Den Genossen aus den menschewistischen Reihen erscheinen ihre eigenen Ansichten ungewöhnlich kompliziert. Ich habe wiederholt von ihnen Beschuldigungen gehört, ich vereinfachte die Darstellung des Verlaufes der russischen Revolution. Trotz der äußeren Ungeformtheit, die ihnen das komplizierte Aussehen verleiht – ja gerade wegen dieser Ungeformtheit –, lassen sich die Ansichten der Menschewiki auf ein sehr einfaches Schema bringen, das selbst dem Verständnis des Herrn Miljukow zugänglich sein dürfte.
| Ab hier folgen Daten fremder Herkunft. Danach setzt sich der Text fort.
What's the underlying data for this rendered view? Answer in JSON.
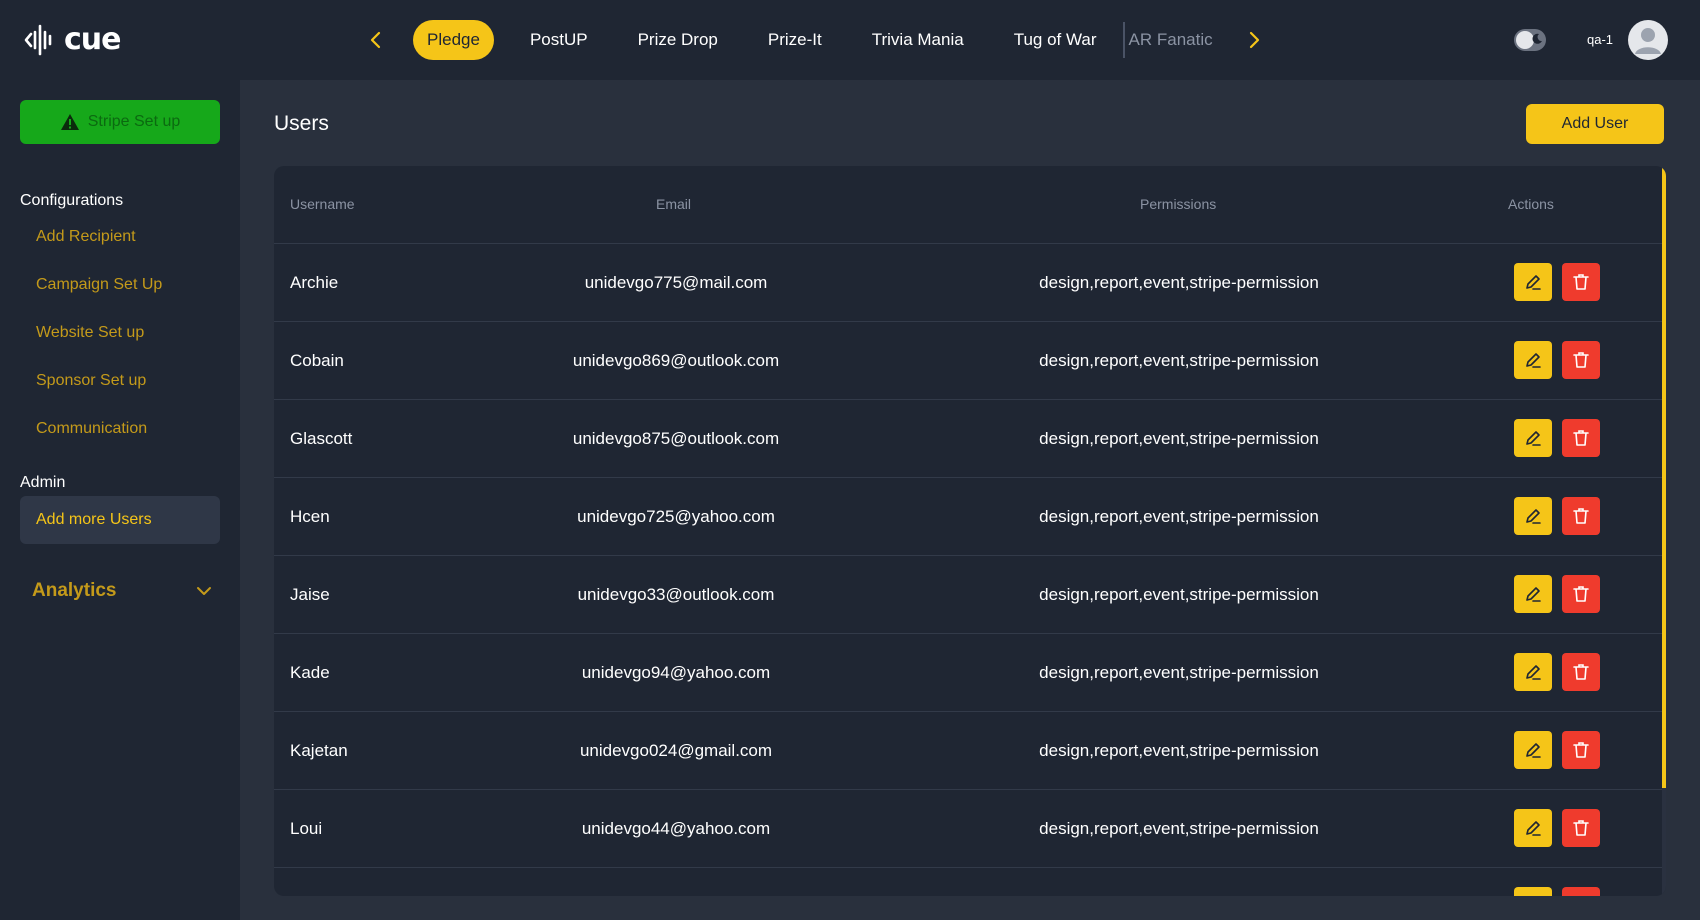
{
  "app": {
    "logo_text": "cue"
  },
  "topnav": {
    "tabs": [
      {
        "label": "Pledge",
        "active": true
      },
      {
        "label": "PostUP",
        "active": false
      },
      {
        "label": "Prize Drop",
        "active": false
      },
      {
        "label": "Prize-It",
        "active": false
      },
      {
        "label": "Trivia Mania",
        "active": false
      },
      {
        "label": "Tug of War",
        "active": false
      },
      {
        "label": "AR Fanatic",
        "active": false
      }
    ],
    "user_label": "qa-1"
  },
  "sidebar": {
    "stripe_button": "Stripe Set up",
    "configurations_heading": "Configurations",
    "config_items": [
      {
        "label": "Add Recipient"
      },
      {
        "label": "Campaign Set Up"
      },
      {
        "label": "Website Set up"
      },
      {
        "label": "Sponsor Set up"
      },
      {
        "label": "Communication"
      }
    ],
    "admin_heading": "Admin",
    "admin_active_item": "Add more Users",
    "analytics_label": "Analytics"
  },
  "main": {
    "title": "Users",
    "add_user_button": "Add User",
    "table": {
      "headers": {
        "username": "Username",
        "email": "Email",
        "permissions": "Permissions",
        "actions": "Actions"
      },
      "rows": [
        {
          "username": "Archie",
          "email": "unidevgo775@mail.com",
          "permissions": "design,report,event,stripe-permission"
        },
        {
          "username": "Cobain",
          "email": "unidevgo869@outlook.com",
          "permissions": "design,report,event,stripe-permission"
        },
        {
          "username": "Glascott",
          "email": "unidevgo875@outlook.com",
          "permissions": "design,report,event,stripe-permission"
        },
        {
          "username": "Hcen",
          "email": "unidevgo725@yahoo.com",
          "permissions": "design,report,event,stripe-permission"
        },
        {
          "username": "Jaise",
          "email": "unidevgo33@outlook.com",
          "permissions": "design,report,event,stripe-permission"
        },
        {
          "username": "Kade",
          "email": "unidevgo94@yahoo.com",
          "permissions": "design,report,event,stripe-permission"
        },
        {
          "username": "Kajetan",
          "email": "unidevgo024@gmail.com",
          "permissions": "design,report,event,stripe-permission"
        },
        {
          "username": "Loui",
          "email": "unidevgo44@yahoo.com",
          "permissions": "design,report,event,stripe-permission"
        }
      ]
    }
  },
  "icons": {
    "logo": "waveform-logo-icon",
    "nav_prev": "chevron-left-icon",
    "nav_next": "chevron-right-icon",
    "theme_toggle": "moon-icon",
    "avatar": "user-avatar-icon",
    "warning": "warning-triangle-icon",
    "analytics_expand": "chevron-down-icon",
    "edit": "pencil-icon",
    "delete": "trash-icon"
  },
  "colors": {
    "accent": "#f5c518",
    "background": "#1f2633",
    "panel": "#29303d",
    "stripe_button": "#16a81a",
    "delete": "#ef3b2d",
    "sidebar_link": "#c49a1a"
  }
}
In dem Nachwort zu dem soeben erschienenen Buch: Wie sind die Wahlen zur zweiten Staatsduma verlaufen, schreibt der geistige Führer der Kadettenpartei:

„Was die linken Gruppen im engeren Sinne betrifft, das heißt die sozialistischen und revolutionären Gruppen, so wird eine Verständigung mit ihnen schwieriger sein. Aber auch hier wiederum gibt es, wenn nicht ausgesprochen positive, so doch sehr ins Gewicht fallende negative Gründe, die bis zu einem gewissen Grade eine Annäherung erleichtern können. Ihr Ziel ist – uns zu kritisieren und zu diskreditieren; schon deshalb allein ist es notwendig, daß wir da sind und handeln. Wie wir wissen, bedeutet für die Sozialisten, nicht nur in Rußland, sondern in der ganzen Welt, die sich jetzt vollziehende Umwälzung eine bürgerliche, nicht eine sozialistische Umwälzung: eine Umwälzung, die von der bürgerlichen Demokratie zu vollziehen ist. Um den Platz dieser Demokratie einzunehmen ... darauf haben sich die Sozialisten in der ganzen Welt nicht vorbereitet, und wenn das Land sie in so großer Anzahl in die Duma geschickt hat, so gewiß nicht zu dem Zwecke, um jetzt den Sozialismus zu verwirklichen oder um mit ihren eigenen Händen die notwendigen “bürgerlichen“ Reformen durchzuführen ... Es wird für sie somit viel vorteilhafter sein, die Rolle der Parlamentarier zu kritisieren, als sich selbst in dieser Rolle zu kompromittieren.“

Wie wir sehen, führt uns Miljukow gleich in das Herz der Frage ein. Das angeführte Zitat gibt alle wichtigsten Elemente der menschewistischen Einstellung zur Revolution und das Verhältnis zwischen bürgerlicher und sozialistischer Demokratie.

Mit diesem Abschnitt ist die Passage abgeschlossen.